An ellipse is a curve on a plane surrounding two focal points, where the sum of the distances to the focal points is constant. In mathematical terms, an ellipse that is aligned with the coordinate axes is expressed as \( \frac{x^2}{a^2} + \frac{y^2}{b^2} = 1 \), where \( a \) and \( b \) are the semi-major and semi-minor axes. This equation is similar to a circle's equation but stretched along one or both axes.
In our exercise, the equation \( x^2 + \frac{1}{9}y^2 = 1 \) represents an ellipse centered at the origin. Here, \( x^2 \) and \( \frac{1}{9}y^2 \) denote that the ellipse is more stretched along the y-axis compared to the x-axis. By identifying the ellipse equation, we could analyze how it interacts with the linear equation \( x + y = 3 \).

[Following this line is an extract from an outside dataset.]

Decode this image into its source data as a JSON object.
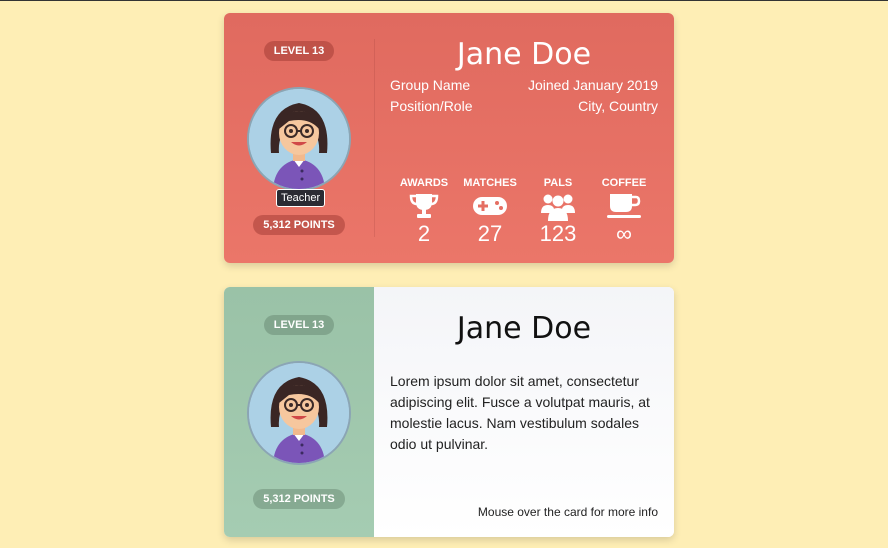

• Ellipses in systems of equations illustrate how curves behave algebraically when combined with other functions.
• Intercepts with linear equations typically represent solutions to the system.

Factorization is a crucial step in solving quadratic equations by finding values that make the equation zero. In this exercise, we encountered the quadratic equation \( \frac{10}{9} x^2 - \frac{2}{3} x = 0 \). When equating to zero, our goal was to find values of \( x \) that satisfy the equation.
Factorization involves expressing the polynomial as a product of its factors. For this quadratic equation, we factored out \( x \) from both terms, resulting in \( x \left( \frac{10}{9}x - \frac{2}{3} \right) = 0 \). This tells us two things:

• \( x = 0 \)
• \( \frac{10}{9}x - \frac{2}{3} = 0 \)

Solving these gives the possible values of \( x \). This method is particularly useful because it breaks down the problem into simpler, more manageable parts and allows us to easily find solutions that satisfy the original equation.

Linear equations involve the simplest algebraic terms, typically represented as \( ax + by = c \). In the given exercise, the linear equation \( x + y = 3 \) intersected with an elliptical equation to form a system. These systems are sets of two or more equations with a common solution.
One effective method to solve such systems is the substitution method, where you solve one equation for one variable and substitute this into the other equation.

• From the linear equation, we expressed \( y \) in terms of \( x \), \( y = 3 - x \), and plugged it into the ellipse equation.
• This interconnected approach simplifies a multi-variable system into equations with a single variable.

Once the values of \( x \) were found, they were substituted back into the linear equation to find respective values of \( y \). This method breaks down complex relationships in systems, making them approachable and solvable.